In Game 1 it was Bobby Portis who came alive off the bench for the Chicago Bulls. The former first round pick stepped up with a huge performance in his first career playoff game, knocking down clutch jumpers when called upon. Portis was virtually non-existent in Game 2 however, only registering nine minutes and scoring three points. But Chicago still got a surprise contribution that helped them in their 111-97 win, as this time it was Paul Zipser.
Coming off as the first guy off the bench, Zipser scored 16 points on 6 of 8 shooting while knocking down two triples. He was the guy that Fred Hoiberg trusted the most out of all the bench reserve guys, registering 29 minutes. Zipser’s defensive performance wasn’t as flashy as Game 1,, but he was still good enough not to be a defensive liability. A solid performance from a guy who was playing overseas just a year ago.
Zipser’s real impact came on the offensive end, with him being the only Bull to score double digits off the bench.
In this play Zipser was able to take advantage of a series of mismatches that was possible through the lineup Chicago had out on the court. During this stretch, the Bulls rolled out a lineup of Rondo-Butler-Zipser-Mirotic-Lopez which was countered by a lineup of Thomas-Bradley-Crowder-Johnson-Horford. The guard matchups were standard with Rondo being guarded by Thomas and Bradley, the Celtics best defender, on Butler. But then things got a little tricky for Boston. With Nikola Mirotic being a three-point threat and someone who isn’t likely to stay in the paint as much, Boston chose to stick Crowder on him. It made sense considering that Crowder was more suited than Amir Johnson who can’t stay in front of Mirotic when Niko puts the ball on the floor. But then it left Johnson having to guard Zipser, giving Chicago an instant mismatch they can take advantage of.

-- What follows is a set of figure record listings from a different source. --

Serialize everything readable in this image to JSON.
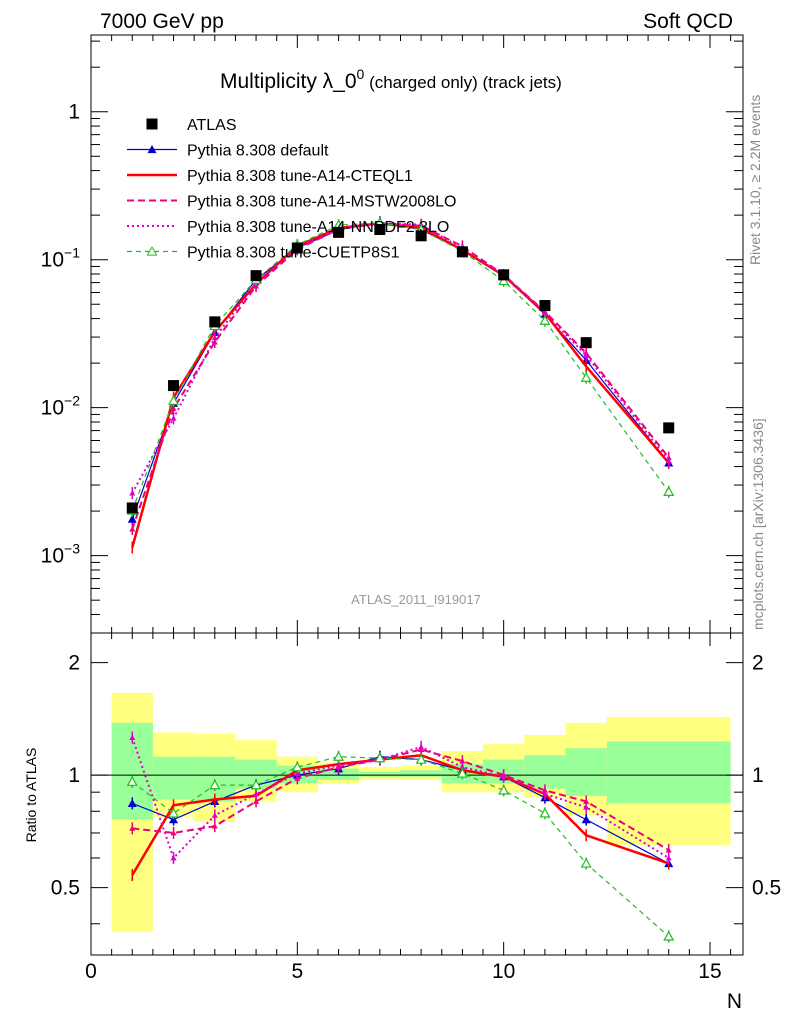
{
  "header": {
    "left": "7000 GeV pp",
    "right": "Soft QCD"
  },
  "title": {
    "main": "Multiplicity λ_0",
    "sup": "0",
    "sub": " (charged only) (track jets)"
  },
  "side_labels": {
    "rivet": "Rivet 3.1.10, ≥ 2.2M events",
    "mcplots": "mcplots.cern.ch [arXiv:1306.3436]"
  },
  "watermark": "ATLAS_2011_I919017",
  "ratio_ylabel": "Ratio to ATLAS",
  "xlabel": "N",
  "main_yticks": [
    {
      "value": 1,
      "base": "1",
      "exp": ""
    },
    {
      "value": 0.1,
      "base": "10",
      "exp": "−1"
    },
    {
      "value": 0.01,
      "base": "10",
      "exp": "−2"
    },
    {
      "value": 0.001,
      "base": "10",
      "exp": "−3"
    }
  ],
  "ratio_yticks": [
    "0.5",
    "1",
    "2"
  ],
  "xticks": [
    "0",
    "5",
    "10",
    "15"
  ],
  "legend": [
    {
      "label": "ATLAS",
      "color": "#000000",
      "style": "marker-square"
    },
    {
      "label": "Pythia 8.308 default",
      "color": "#0000cc",
      "style": "solid-triangle"
    },
    {
      "label": "Pythia 8.308 tune-A14-CTEQL1",
      "color": "#ff0000",
      "style": "solid-thick"
    },
    {
      "label": "Pythia 8.308 tune-A14-MSTW2008LO",
      "color": "#ee0077",
      "style": "dashed"
    },
    {
      "label": "Pythia 8.308 tune-A14-NNPDF2.3LO",
      "color": "#dd00cc",
      "style": "dotted"
    },
    {
      "label": "Pythia 8.308 tune-CUETP8S1",
      "color": "#22bb22",
      "style": "dashed-open-triangle"
    }
  ],
  "chart_data": {
    "type": "line",
    "xlim": [
      0,
      15.8
    ],
    "ylim_main": [
      0.0003,
      3.3
    ],
    "ylog_main": true,
    "ylim_ratio": [
      0.33,
      2.4
    ],
    "ylog_ratio": true,
    "x": [
      1,
      2,
      3,
      4,
      5,
      6,
      7,
      8,
      9,
      10,
      11,
      12,
      14
    ],
    "atlas": [
      0.0021,
      0.0141,
      0.038,
      0.078,
      0.12,
      0.153,
      0.16,
      0.145,
      0.113,
      0.079,
      0.049,
      0.0275,
      0.0073
    ],
    "series": [
      {
        "name": "Pythia 8.308 default",
        "ratio": [
          0.84,
          0.76,
          0.85,
          0.94,
          1.0,
          1.04,
          1.12,
          1.1,
          1.03,
          0.99,
          0.87,
          0.76,
          0.58
        ]
      },
      {
        "name": "Pythia 8.308 tune-A14-CTEQL1",
        "ratio": [
          0.54,
          0.83,
          0.86,
          0.88,
          1.03,
          1.07,
          1.1,
          1.13,
          1.03,
          0.99,
          0.89,
          0.69,
          0.58
        ]
      },
      {
        "name": "Pythia 8.308 tune-A14-MSTW2008LO",
        "ratio": [
          0.72,
          0.7,
          0.73,
          0.85,
          0.98,
          1.05,
          1.1,
          1.17,
          1.09,
          1.0,
          0.91,
          0.85,
          0.63
        ]
      },
      {
        "name": "Pythia 8.308 tune-A14-NNPDF2.3LO",
        "ratio": [
          1.26,
          0.6,
          0.78,
          0.89,
          1.01,
          1.06,
          1.1,
          1.19,
          1.05,
          0.99,
          0.89,
          0.82,
          0.6
        ]
      },
      {
        "name": "Pythia 8.308 tune-CUETP8S1",
        "ratio": [
          0.96,
          0.79,
          0.94,
          0.94,
          1.05,
          1.12,
          1.11,
          1.1,
          1.01,
          0.91,
          0.79,
          0.58,
          0.37
        ]
      }
    ],
    "bands": {
      "edges": [
        0.5,
        1.5,
        2.5,
        3.5,
        4.5,
        5.5,
        6.5,
        7.5,
        8.5,
        9.5,
        10.5,
        11.5,
        12.5,
        15.5
      ],
      "yellow_lo": [
        0.38,
        0.77,
        0.75,
        0.85,
        0.9,
        0.95,
        0.97,
        0.97,
        0.9,
        0.9,
        0.87,
        0.78,
        0.65
      ],
      "yellow_hi": [
        1.66,
        1.3,
        1.29,
        1.24,
        1.12,
        1.08,
        1.05,
        1.06,
        1.16,
        1.21,
        1.28,
        1.38,
        1.43
      ],
      "green_lo": [
        0.76,
        0.86,
        0.85,
        0.92,
        0.95,
        0.97,
        0.99,
        0.99,
        0.95,
        0.95,
        0.92,
        0.88,
        0.84
      ],
      "green_hi": [
        1.38,
        1.12,
        1.12,
        1.1,
        1.06,
        1.04,
        1.02,
        1.03,
        1.07,
        1.1,
        1.13,
        1.18,
        1.23
      ]
    }
  }
}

When Zipser receives the ball at the top of the three-point line, there is nobody on him. That’s because Johnson is already in the paint and doesn’t realize he has to guard the guy with the ball. But when he does, he goes rushing at him. But at the same time he is doing that, Zipser is rushing at the basket and leaves Johnson at a disadvantage. With an open man running towards the rim for an open layup, Avery Bradley, who is located at the corner, rushes into help but doesn’t go too far to make sure that there is no kick-out towards Butler. Due to this, Zipser is given enough space to go right through and make a good right-handed layup. He also showed the ability to not just get shots at the basket but from the rest of the court.
This time the play is run exactly for Zipser, and it’s pretty simple. Have him wrap around a screen from Cristiano Felicio to get him an open jumper near the free-throw line. The play works exactly the way they drew it up. With Thomas guarding Zipser, Felicio was able to get enough a solid enough screen to disrupt his ability to stay directly next to his man and forced him to be behind Zipser when he caught the ball. Kelly Olynyk, who is guarding Felicio, wisely drops back behind the screen knowing that there is no chance Felicio catches the ball and shoots the ball from near the three-point line. But he drops a little too deep (near the restricted area) and by the time Zipser catches the ball to shoot it, Olynyk is too far away. It was still a difficult shot to hit for Zipser with Marcus Smart right next to him. Still, credit to the Bulls for taking what the defense gave them and drawing up a play to once again take advantage of a mismatch (Thomas on Zipser)
Zipser has shown flashes of potential all season, and Game 2 was an example of him fitting into a good role on this team. Someone who can come off the bench, play decent defense, and certainly put the ball into the basket.